While Republicans across the country are waging a coordinated attack on civil rights, Gov. Tony Evers is standing strong in defending the right to vote for Wisconsinites.
Republicans in the Wisconsin state legislature are attempting to ram through a number of proposals that would severely limit access to the ballot box if passed. The proposals include drowning voters in paperwork when they apply for an absentee ballot, revoking thousands of voters of their existing absentee ballot status, imposing photo ID requirements, restricting drop boxes to one per county, and more.
Gov. Evers, however, has made it clear he will veto this voter suppression legislation, making him the only thing standing in the way of Republican’s attempts to turn Wisconsin into states like Georgia and Iowa. In both those states, Republican governors readily signed legislation that weakens democratic institutions and limits voters’ access to the ballot box.
In a desperate attempt to cling to power after losing both the White House and the Senate, Republicans have introduced over 350 bills in 47 states — including 10 in Wisconsin — systematically designed to disenfranchise Black and brown voters and restrict voter turnout. Experts estimate these proposals could create hurdles for tens of millions of Americans.
Democratic governors are one of the strongest lines of defense in protecting Americans’ right to cast their ballots in free and fair elections. Across the country, Democratic governors have proven to be the difference between strengthening our democracy and eroding the right to participate in it.
Read more about Gov. Evers’ role in blocking Republican voter suppression tactics below:
Milwaukee Journal Sentinel: Georgia-style voting restrictions won’t happen in Wisconsin. Here’s why
The tighter voting rules sweeping some states won’t happen in Wisconsin.
The reason: divided government.
Georgia Republicans this year drew cheers from their base and castigation from voting rights advocates, some businesses and Major League Baseball when they approved new voting laws this year. Similar dynamics are building in Texas and Florida, where Republicans control all of state government.
In Wisconsin, the situation is different. Republicans who control the Legislature are seeking to limit ballot drop boxes, restrict who can return absentee ballots for others and tighten rules for when elderly and disabled voters can automatically receive absentee ballots.
But Democratic Gov. Tony Evers plans to veto those measures if they get to him.
The inevitability of vetoes isn’t deterring Republican lawmakers. On Wednesday, the Senate Elections Committee held a hearing on several bills:
Senate Bill 203 would limit who could return absentee ballots for others. The measure is meant to prevent what Republicans disparage as ballot harvesting — having political groups collect many absentee ballots to return them to election officials.

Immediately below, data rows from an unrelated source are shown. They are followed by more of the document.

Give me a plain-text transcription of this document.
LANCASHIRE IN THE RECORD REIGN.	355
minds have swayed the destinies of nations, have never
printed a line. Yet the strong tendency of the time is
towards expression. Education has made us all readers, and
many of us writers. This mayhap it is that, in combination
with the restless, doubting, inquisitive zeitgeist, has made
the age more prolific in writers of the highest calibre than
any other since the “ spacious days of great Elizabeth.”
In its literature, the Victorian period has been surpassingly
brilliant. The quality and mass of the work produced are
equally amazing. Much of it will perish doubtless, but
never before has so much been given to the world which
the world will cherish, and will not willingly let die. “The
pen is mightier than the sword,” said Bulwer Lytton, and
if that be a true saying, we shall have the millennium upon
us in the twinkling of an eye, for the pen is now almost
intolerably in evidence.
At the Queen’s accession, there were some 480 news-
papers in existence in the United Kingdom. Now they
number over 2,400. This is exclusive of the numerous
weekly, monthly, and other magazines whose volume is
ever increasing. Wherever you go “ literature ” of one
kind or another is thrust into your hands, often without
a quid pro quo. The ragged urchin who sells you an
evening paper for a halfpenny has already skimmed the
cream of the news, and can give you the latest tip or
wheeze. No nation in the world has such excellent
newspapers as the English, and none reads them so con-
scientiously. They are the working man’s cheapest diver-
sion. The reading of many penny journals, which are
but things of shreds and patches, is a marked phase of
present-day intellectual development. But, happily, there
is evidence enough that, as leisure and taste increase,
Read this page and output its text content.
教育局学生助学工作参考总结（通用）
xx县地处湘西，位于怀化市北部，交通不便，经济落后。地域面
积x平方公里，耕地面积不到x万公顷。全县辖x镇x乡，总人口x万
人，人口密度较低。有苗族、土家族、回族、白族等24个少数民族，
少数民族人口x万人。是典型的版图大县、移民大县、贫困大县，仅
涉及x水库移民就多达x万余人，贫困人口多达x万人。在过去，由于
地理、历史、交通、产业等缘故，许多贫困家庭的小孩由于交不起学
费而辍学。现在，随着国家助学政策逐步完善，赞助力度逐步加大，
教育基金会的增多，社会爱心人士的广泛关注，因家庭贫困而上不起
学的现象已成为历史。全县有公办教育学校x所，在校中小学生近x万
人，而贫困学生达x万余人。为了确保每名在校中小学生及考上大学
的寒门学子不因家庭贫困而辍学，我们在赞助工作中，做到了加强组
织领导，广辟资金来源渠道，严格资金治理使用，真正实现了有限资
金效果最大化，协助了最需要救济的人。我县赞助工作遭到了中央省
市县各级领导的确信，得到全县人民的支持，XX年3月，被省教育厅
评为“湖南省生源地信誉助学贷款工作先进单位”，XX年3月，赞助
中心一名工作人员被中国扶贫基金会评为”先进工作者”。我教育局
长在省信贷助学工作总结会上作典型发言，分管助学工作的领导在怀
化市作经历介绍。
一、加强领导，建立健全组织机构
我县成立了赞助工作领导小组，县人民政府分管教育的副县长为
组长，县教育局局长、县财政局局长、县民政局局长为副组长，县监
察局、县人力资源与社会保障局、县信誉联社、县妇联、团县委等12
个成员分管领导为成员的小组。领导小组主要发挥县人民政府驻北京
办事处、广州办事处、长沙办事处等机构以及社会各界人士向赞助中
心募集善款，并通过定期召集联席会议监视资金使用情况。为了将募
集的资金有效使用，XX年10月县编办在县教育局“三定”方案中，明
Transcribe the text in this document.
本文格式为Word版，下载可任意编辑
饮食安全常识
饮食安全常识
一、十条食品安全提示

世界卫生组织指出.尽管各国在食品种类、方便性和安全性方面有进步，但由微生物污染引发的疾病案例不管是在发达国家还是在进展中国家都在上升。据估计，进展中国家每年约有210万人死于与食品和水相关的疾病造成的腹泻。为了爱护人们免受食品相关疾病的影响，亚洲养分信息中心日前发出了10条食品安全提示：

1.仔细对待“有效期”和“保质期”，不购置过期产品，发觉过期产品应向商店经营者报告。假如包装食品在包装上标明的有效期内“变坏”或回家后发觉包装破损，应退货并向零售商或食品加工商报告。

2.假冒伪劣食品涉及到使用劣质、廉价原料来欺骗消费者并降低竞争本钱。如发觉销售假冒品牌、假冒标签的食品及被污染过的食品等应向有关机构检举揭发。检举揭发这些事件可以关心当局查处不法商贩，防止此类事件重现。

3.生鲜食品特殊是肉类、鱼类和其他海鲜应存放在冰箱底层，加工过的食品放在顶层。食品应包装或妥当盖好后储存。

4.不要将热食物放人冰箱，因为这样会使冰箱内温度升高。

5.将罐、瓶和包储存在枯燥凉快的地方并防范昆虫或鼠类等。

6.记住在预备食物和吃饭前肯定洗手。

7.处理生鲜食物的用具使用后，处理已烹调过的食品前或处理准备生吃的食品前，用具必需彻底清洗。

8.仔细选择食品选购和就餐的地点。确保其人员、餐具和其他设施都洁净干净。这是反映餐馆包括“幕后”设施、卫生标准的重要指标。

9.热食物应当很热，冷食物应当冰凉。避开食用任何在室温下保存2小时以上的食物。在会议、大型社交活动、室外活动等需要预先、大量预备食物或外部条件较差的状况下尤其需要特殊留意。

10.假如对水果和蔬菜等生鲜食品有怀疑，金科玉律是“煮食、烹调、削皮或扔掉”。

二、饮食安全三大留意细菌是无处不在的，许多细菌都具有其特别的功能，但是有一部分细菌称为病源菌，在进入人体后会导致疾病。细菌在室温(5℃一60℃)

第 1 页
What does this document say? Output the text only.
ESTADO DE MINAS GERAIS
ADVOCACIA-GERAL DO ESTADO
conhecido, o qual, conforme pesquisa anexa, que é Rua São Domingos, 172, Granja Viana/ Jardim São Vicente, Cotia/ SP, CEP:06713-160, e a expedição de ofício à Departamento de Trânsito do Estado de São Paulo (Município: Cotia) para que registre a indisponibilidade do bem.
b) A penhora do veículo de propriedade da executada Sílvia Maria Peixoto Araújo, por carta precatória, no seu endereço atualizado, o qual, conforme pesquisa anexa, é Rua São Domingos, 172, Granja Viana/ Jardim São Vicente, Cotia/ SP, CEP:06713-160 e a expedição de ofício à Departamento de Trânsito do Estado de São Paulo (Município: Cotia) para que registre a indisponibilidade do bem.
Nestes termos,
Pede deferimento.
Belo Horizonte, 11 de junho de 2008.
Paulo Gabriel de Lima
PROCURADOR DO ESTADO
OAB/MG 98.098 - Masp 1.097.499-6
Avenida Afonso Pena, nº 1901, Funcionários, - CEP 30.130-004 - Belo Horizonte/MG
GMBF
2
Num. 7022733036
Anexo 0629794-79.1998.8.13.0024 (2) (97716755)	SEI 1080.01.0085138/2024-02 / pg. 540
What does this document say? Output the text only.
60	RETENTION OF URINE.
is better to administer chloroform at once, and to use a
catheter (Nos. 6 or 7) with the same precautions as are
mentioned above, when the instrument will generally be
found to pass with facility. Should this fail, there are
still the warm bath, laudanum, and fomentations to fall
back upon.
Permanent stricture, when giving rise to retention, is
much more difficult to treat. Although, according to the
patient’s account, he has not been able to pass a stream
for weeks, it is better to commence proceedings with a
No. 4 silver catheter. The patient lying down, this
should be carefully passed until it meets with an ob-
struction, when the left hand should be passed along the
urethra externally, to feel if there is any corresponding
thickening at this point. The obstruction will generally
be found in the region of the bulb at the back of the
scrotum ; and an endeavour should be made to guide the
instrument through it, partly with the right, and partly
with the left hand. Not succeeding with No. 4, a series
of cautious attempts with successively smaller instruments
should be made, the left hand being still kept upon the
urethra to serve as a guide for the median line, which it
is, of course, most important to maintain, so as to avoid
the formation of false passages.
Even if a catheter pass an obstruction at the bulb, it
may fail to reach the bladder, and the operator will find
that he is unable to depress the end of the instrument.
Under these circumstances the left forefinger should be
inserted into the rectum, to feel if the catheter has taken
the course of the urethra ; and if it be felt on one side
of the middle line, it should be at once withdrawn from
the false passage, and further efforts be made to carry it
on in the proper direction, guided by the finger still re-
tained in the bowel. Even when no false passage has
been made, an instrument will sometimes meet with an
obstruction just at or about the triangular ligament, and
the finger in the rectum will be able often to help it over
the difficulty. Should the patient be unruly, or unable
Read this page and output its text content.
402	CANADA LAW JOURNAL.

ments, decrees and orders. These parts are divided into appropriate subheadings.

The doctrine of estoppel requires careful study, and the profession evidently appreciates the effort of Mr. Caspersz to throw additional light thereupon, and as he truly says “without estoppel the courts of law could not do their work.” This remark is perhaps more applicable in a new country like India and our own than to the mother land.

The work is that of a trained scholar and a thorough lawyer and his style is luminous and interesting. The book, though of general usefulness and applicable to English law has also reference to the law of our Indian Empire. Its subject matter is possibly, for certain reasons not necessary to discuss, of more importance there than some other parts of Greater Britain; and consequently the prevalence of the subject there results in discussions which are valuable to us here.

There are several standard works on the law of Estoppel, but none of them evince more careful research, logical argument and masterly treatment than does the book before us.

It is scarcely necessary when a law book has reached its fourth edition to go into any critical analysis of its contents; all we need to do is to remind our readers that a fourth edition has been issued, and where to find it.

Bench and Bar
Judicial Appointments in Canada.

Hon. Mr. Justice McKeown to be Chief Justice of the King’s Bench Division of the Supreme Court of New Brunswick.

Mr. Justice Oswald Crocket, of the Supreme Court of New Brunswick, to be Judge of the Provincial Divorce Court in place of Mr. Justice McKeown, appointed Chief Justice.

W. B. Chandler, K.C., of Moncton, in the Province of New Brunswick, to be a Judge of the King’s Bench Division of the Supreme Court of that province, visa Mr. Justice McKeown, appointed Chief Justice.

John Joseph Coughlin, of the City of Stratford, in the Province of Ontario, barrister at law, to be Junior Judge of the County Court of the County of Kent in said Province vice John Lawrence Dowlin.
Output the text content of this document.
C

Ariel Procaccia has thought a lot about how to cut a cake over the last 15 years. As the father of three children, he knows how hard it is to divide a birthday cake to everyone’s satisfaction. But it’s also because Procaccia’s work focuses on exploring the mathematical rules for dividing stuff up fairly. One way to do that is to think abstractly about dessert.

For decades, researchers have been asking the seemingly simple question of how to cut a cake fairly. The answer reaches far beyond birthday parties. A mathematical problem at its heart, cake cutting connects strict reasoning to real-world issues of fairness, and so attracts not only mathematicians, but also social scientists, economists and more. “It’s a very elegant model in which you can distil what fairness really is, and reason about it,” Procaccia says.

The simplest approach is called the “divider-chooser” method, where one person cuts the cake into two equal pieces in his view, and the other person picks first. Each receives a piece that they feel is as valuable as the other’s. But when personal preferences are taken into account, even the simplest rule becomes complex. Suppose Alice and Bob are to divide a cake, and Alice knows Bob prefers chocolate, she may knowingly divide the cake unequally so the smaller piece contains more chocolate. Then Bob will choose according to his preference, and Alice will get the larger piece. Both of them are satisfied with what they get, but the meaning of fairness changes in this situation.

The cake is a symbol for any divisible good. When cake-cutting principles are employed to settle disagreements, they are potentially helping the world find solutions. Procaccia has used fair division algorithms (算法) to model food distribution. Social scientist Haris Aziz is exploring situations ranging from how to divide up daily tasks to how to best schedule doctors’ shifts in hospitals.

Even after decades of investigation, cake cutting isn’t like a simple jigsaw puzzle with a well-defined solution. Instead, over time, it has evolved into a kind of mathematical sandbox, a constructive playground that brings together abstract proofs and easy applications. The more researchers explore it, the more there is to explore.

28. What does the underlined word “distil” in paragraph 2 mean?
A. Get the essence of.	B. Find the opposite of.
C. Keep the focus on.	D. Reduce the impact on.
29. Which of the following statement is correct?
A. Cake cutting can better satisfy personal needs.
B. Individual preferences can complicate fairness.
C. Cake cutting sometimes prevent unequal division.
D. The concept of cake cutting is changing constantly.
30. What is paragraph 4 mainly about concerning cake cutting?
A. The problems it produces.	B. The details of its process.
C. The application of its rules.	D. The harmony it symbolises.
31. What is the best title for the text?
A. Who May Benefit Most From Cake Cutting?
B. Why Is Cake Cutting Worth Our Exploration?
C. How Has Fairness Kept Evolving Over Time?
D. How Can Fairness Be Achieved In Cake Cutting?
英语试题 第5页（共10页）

Large-scale ballot collection didn’t happen in Wisconsin last year, but a Republican ballot-collection scheme in North Carolina in 2018 led to the invalidation of a congressional election and criminal charges.
Another provision of the bill would prevent activities like “Democracy in the Park.”
Senate Bill 206 would change the law that allows voters to have absentee ballots automatically sent to them by labeling themselves as indefinitely confined because of age or disability. Under the bill, thousands of people who designated themselves as confined last year would no longer have that status and would have to file new paperwork to automatically receive ballots.
Those under 65 would face more requirements to qualify as confined and anyone who falsely claimed the status could be charged with a crime.
Senate Bill 209 would allow each community to have one ballot drop box, which would have to be attached to the building where the municipal clerk’s office is located.
Current law doesn’t mention drop boxes, and some have questioned whether they’re legal. Republicans say the bill would ensure drop boxes can be used, while opponents say it would make them less accessible.
The measure would result in far fewer drop boxes in some places. Milwaukee has drop boxes in many of its libraries and Madison has them in fire stations.
Fixing ballot errors
Senate Bill 212 would bar election officials from filling in the witness addresses on absentee ballot envelopes.
The bipartisan state Elections Commission for more than four years has told clerks they could fill in that information if they have reliable information about the address of a witness. State law doesn’t allow absentee ballots to be counted if they are missing witness addresses.
The bill would require absentee ballots with missing information to be returned to voters for them to correct. That would likely result in some ballots not getting cast, especially if they were sent to clerks close to Election Day.